Remove that gap, and growth flatlines.


  • Mentors who dodge hard truths forfeit real authority. Learners detect the lowered bar instantly and mirror it.

  • Any domain worth mastering has objective physics.


Soften those demands and mediocrity becomes the equilibrium state. Excellence is relentless pursuit of an ideal that doesn't care about your feelings or comfort.


  • Mastery happens in the forge of productive discomfort: patient grinding of fundamentals, repeated failure on genuinely difficult challenges, hearing "not good enough, here's why, let's try again." Avoid that zone and you get people who collapse when stakes rise.


The effective path hasn't changed, it's just fallen out of fashion: serious apprenticeship. Learning beside someone who's already walked the terrain most only read about on maps, skills transmitted hand-to-hand, standards grounded in truth.


The credential factories are bright, fast, affirming. Everyone gets a ribbon The serious way is slower and more demanding. But it is also more ethical. It takes people serious enough to expect real growth from them.

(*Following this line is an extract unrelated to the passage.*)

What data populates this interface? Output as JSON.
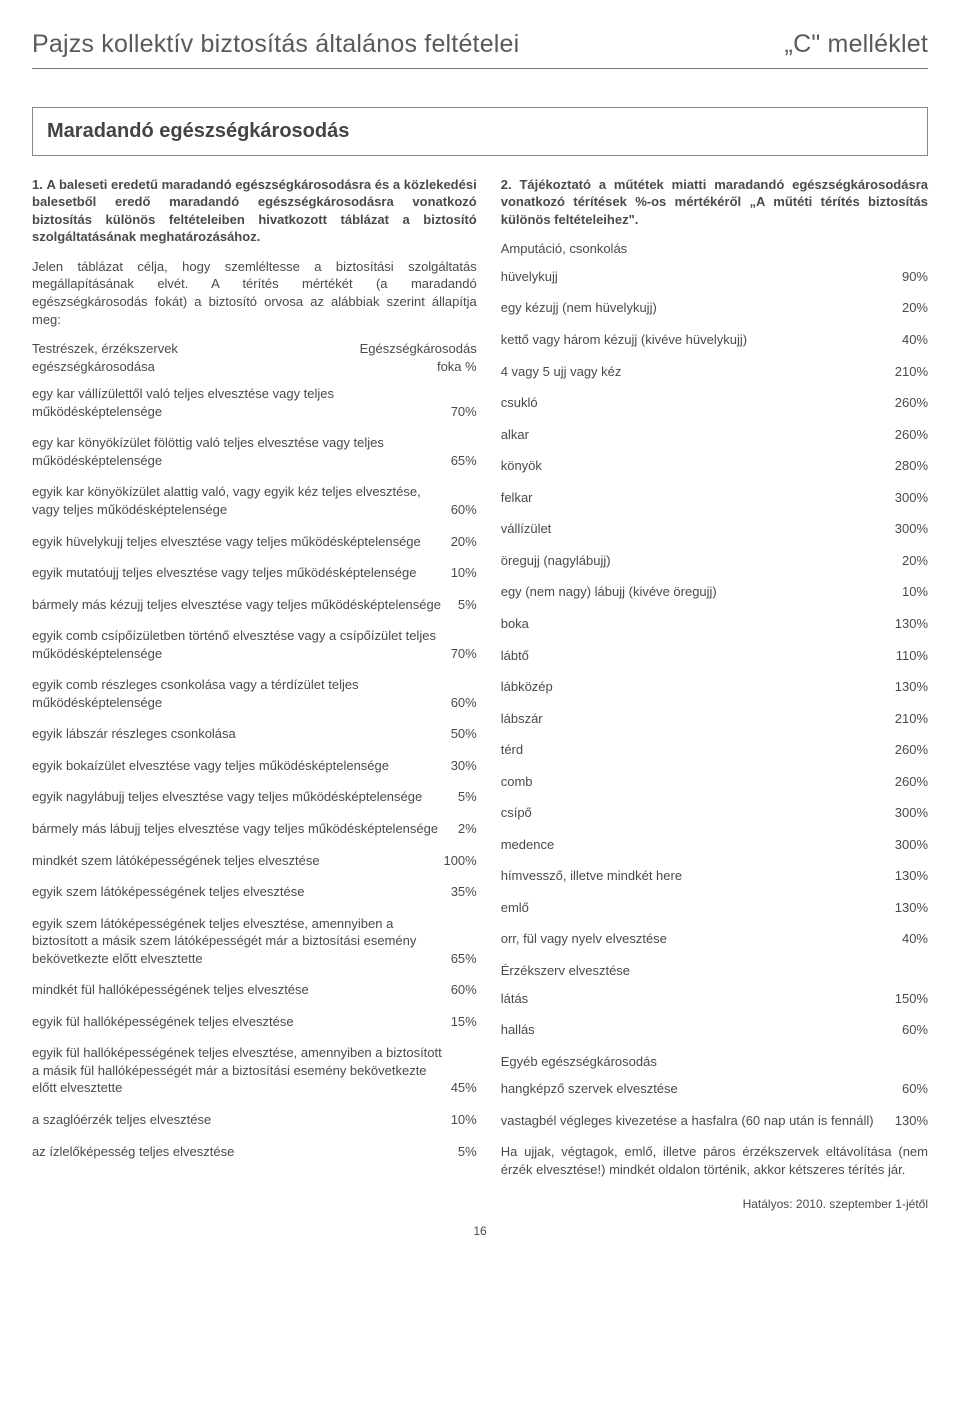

It doesn't protect you from difficulty; it prepares you for it. That's why it still produces people who don't collapse when the room geets serious. Don't get me wrong, it does not have to be vindictive.


This isn't nostalgia, nor is it cruelty. It's respect for human potential. It's the refusal to replace honest guidance with comforting illusions. And deep down, anyone who has tasted real competence knows: being challenged by someone who believes you can rise is still the most encouraging thing there is.